Harinal menyatakan, terdakwa tidak terbukti menikmati aliran dana dari kerugian BNI dari pencairan kredit. Pencairan dinilainya kesalahan prosedural dan tidak disebabkan perbuatan kliennya.

"Terdakwa telah melaksanakan tugas dan tanggung jawabnya sesuai dengan SOP, sementara dana pencairan kredit dikuasai dan digunakan oleh pihak ketiga sementara terdakwa tidak mengetahui hal tersebut," jelas Harinal.

 

*** Untuk mengetahui kebenaran informasi yang beredar, silakan WhatsApp ke nomor 0811 9787 670 hanya dengan ketik kata kunci yang diinginkan.

2 dari 3 halaman

Dinikmati Pihak Ketiga

Penilaian ini berdasarkan hasil audit dan kesalahan diduga dilakukan oleh bawahan terdakwa. Fakta sidang juga mengungkapkan proses pencairan kredit terjadi pada bagian analis kredit dan penyelia pemasaran.

Bawahan terdakwa tidak melakukan prosedur secara komperhensif sehingga terjadi penyimpangan penyaluran kredit. Seperti tidak melakukan survey agunan tapi dinyatakan bawahannya sudah disurvey.

"Saksi audit juga menyatakan pimpinan berdasarkan aturan BNI tidak diwajibkan ke lapangan karena merupakan tugas analis kredit dan penyelia pemasaran," ulas Harinal.

Di sisi lain, kredit yang cair dinikmati oleh pihak ketiga sehingga terjadi kerugian negara seperti tersangka Joko, Sarly, Anji, Suyoko dan Sahdarun. Hal ini diperkuat kesaksian nama-nama tersebut.

"Kemudian tidak ada niat jahat atau mens rea sebagaimana tercantum dalam Pasal 2 Undang-Undang Tipikor yang dilakukan terdakwa," kata Harinal.

Terdakwa sebelum kredit cair, tambah Harinal, juga berkoordinasi dengan atasannya di BNI Cabang Dumai. Hal itu juga diatur Putusan Mahkamah Agung No. 1046 K/Pid.Sus/2009.

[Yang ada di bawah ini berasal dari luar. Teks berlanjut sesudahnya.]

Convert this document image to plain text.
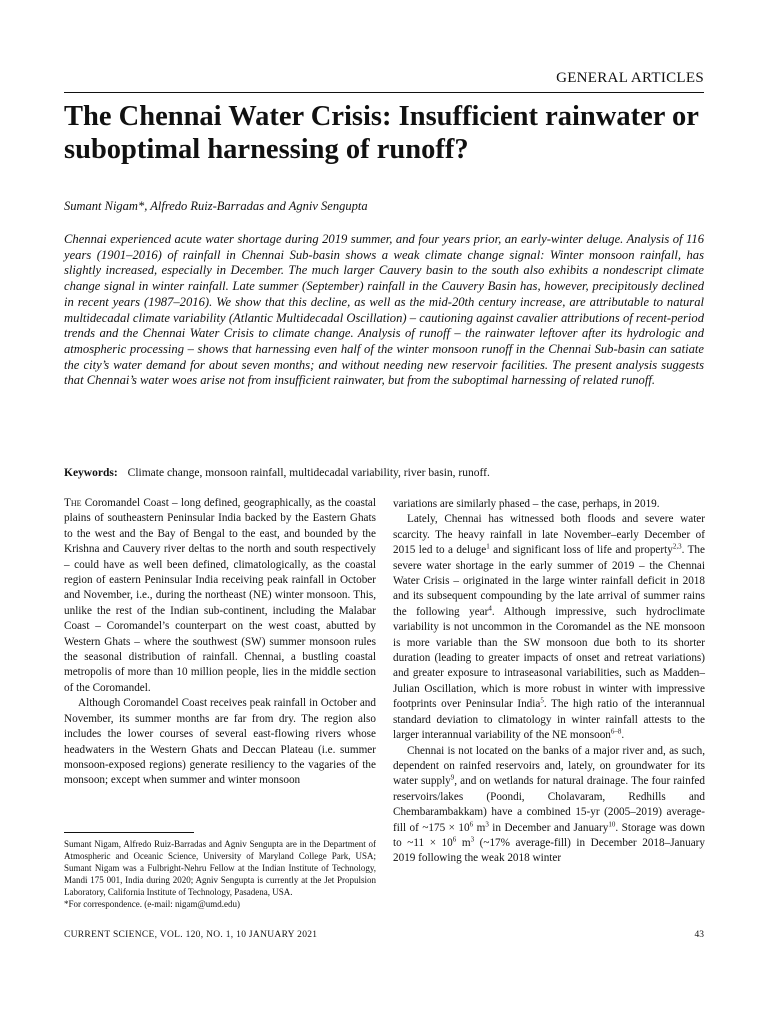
GENERAL ARTICLES
The Chennai Water Crisis: Insufficient rainwater or suboptimal harnessing of runoff?
Sumant Nigam*, Alfredo Ruiz-Barradas and Agniv Sengupta

Chennai experienced acute water shortage during 2019 summer, and four years prior, an early-winter deluge. Analysis of 116 years (1901–2016) of rainfall in Chennai Sub-basin shows a weak climate change signal: Winter monsoon rainfall, has slightly increased, especially in December. The much larger Cauvery basin to the south also exhibits a nondescript climate change signal in winter rainfall. Late summer (September) rainfall in the Cauvery Basin has, however, precipitously declined in recent years (1987–2016). We show that this decline, as well as the mid-20th century increase, are attributable to natural multidecadal climate variability (Atlantic Multidecadal Oscillation) – cautioning against cavalier attributions of recent-period trends and the Chennai Water Crisis to climate change. Analysis of runoff – the rainwater leftover after its hydrologic and atmospheric processing – shows that harnessing even half of the winter monsoon runoff in the Chennai Sub-basin can satiate the city’s water demand for about seven months; and without needing new reservoir facilities. The present analysis suggests that Chennai’s water woes arise not from insufficient rainwater, but from the suboptimal harnessing of related runoff.

Keywords: Climate change, monsoon rainfall, multidecadal variability, river basin, runoff.

The Coromandel Coast – long defined, geographically, as the coastal plains of southeastern Peninsular India backed by the Eastern Ghats to the west and the Bay of Bengal to the east, and bounded by the Krishna and Cauvery river deltas to the north and south respectively – could have as well been defined, climatologically, as the coastal region of eastern Peninsular India receiving peak rainfall in October and November, i.e., during the northeast (NE) winter monsoon. This, unlike the rest of the Indian sub-continent, including the Malabar Coast – Coromandel’s counterpart on the west coast, abutted by Western Ghats – where the southwest (SW) summer monsoon rules the seasonal distribution of rainfall. Chennai, a bustling coastal metropolis of more than 10 million people, lies in the middle section of the Coromandel.

Although Coromandel Coast receives peak rainfall in October and November, its summer months are far from dry. The region also includes the lower courses of several east-flowing rivers whose headwaters in the Western Ghats and Deccan Plateau (i.e. summer monsoon-exposed regions) generate resiliency to the vagaries of the monsoon; except when summer and winter monsoon

variations are similarly phased – the case, perhaps, in 2019.

Lately, Chennai has witnessed both floods and severe water scarcity. The heavy rainfall in late November–early December of 2015 led to a deluge$^1$ and significant loss of life and property$^{2,3}$. The severe water shortage in the early summer of 2019 – the Chennai Water Crisis – originated in the large winter rainfall deficit in 2018 and its subsequent compounding by the late arrival of summer rains the following year$^4$. Although impressive, such hydroclimate variability is not uncommon in the Coromandel as the NE monsoon is more variable than the SW monsoon due both to its shorter duration (leading to greater impacts of onset and retreat variations) and greater exposure to intraseasonal variabilities, such as Madden–Julian Oscillation, which is more robust in winter with impressive footprints over Peninsular India$^5$. The high ratio of the interannual standard deviation to climatology in winter rainfall attests to the larger interannual variability of the NE monsoon$^{6-8}$.

Chennai is not located on the banks of a major river and, as such, dependent on rainfed reservoirs and, lately, on groundwater for its water supply$^9$, and on wetlands for natural drainage. The four rainfed reservoirs/lakes (Poondi, Cholavaram, Redhills and Chembarambakkam) have a combined 15-yr (2005–2019) average-fill of ~175 × $10^6$ $m^3$ in December and January$^{10}$. Storage was down to ~11 × $10^6$ $m^3$ (~17% average-fill) in December 2018–January 2019 following the weak 2018 winter

Sumant Nigam, Alfredo Ruiz-Barradas and Agniv Sengupta are in the Department of Atmospheric and Oceanic Science, University of Maryland College Park, USA; Sumant Nigam was a Fulbright-Nehru Fellow at the Indian Institute of Technology, Mandi 175 001, India during 2020; Agniv Sengupta is currently at the Jet Propulsion Laboratory, California Institute of Technology, Pasadena, USA.

*For correspondence. (e-mail: nigam@umd.edu)

CURRENT SCIENCE, VOL. 120, NO. 1, 10 JANUARY 2021	43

"Mahkamah Agung menegaskan bahwa meskipun bank milik negara mengalami kerugian dalam pemberian kredit yang bermasalah, kerugian tersebut bukan kerugian negara selama tidak terbukti ada penyalahgunaan wewenang atau perbuatan melawan hukum yang merugikan negara," terang Harinal.

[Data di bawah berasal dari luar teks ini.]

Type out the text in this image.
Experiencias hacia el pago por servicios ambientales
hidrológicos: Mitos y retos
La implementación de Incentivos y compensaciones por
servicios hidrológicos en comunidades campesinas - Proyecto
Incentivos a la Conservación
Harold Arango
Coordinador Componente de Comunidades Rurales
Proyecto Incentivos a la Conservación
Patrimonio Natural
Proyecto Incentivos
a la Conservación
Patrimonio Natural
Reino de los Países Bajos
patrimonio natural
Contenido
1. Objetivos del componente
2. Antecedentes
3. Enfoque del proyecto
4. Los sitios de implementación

Dengan fakta sidang dan fakta hukum itu, Harinal menilai unsur merugikan keuangan negara atau merugikan perekonomian negara tidak terpenuhi dan tidak dapat diterapkan kepada kliennya.

"Kemudian ada pemalsuan anggunan yang terlihat asli karena dikeluarkan kepala desa, lalu adanya peminjaman nama nasabah oleh pihak ketiga untuk mendapatkan pencairan kredit tersebut," jelas Harinal.

Usai pledoi ini, sidang dilanjutkan dengan agenda tanggapan dari JPU pada pekan berikutnya.

3 dari 3 halaman

654 Debitur

Kasus bermula ketika bank cabang di Kota Dumai mengolah data kredit unit kerja di Kabupaten Bengkalis pada Juni 2023. Melalui pemeriksaan acak terhadap 16 debitur, ditemukan pemberian fasilitas KUR tidak sesuai ketentuan. 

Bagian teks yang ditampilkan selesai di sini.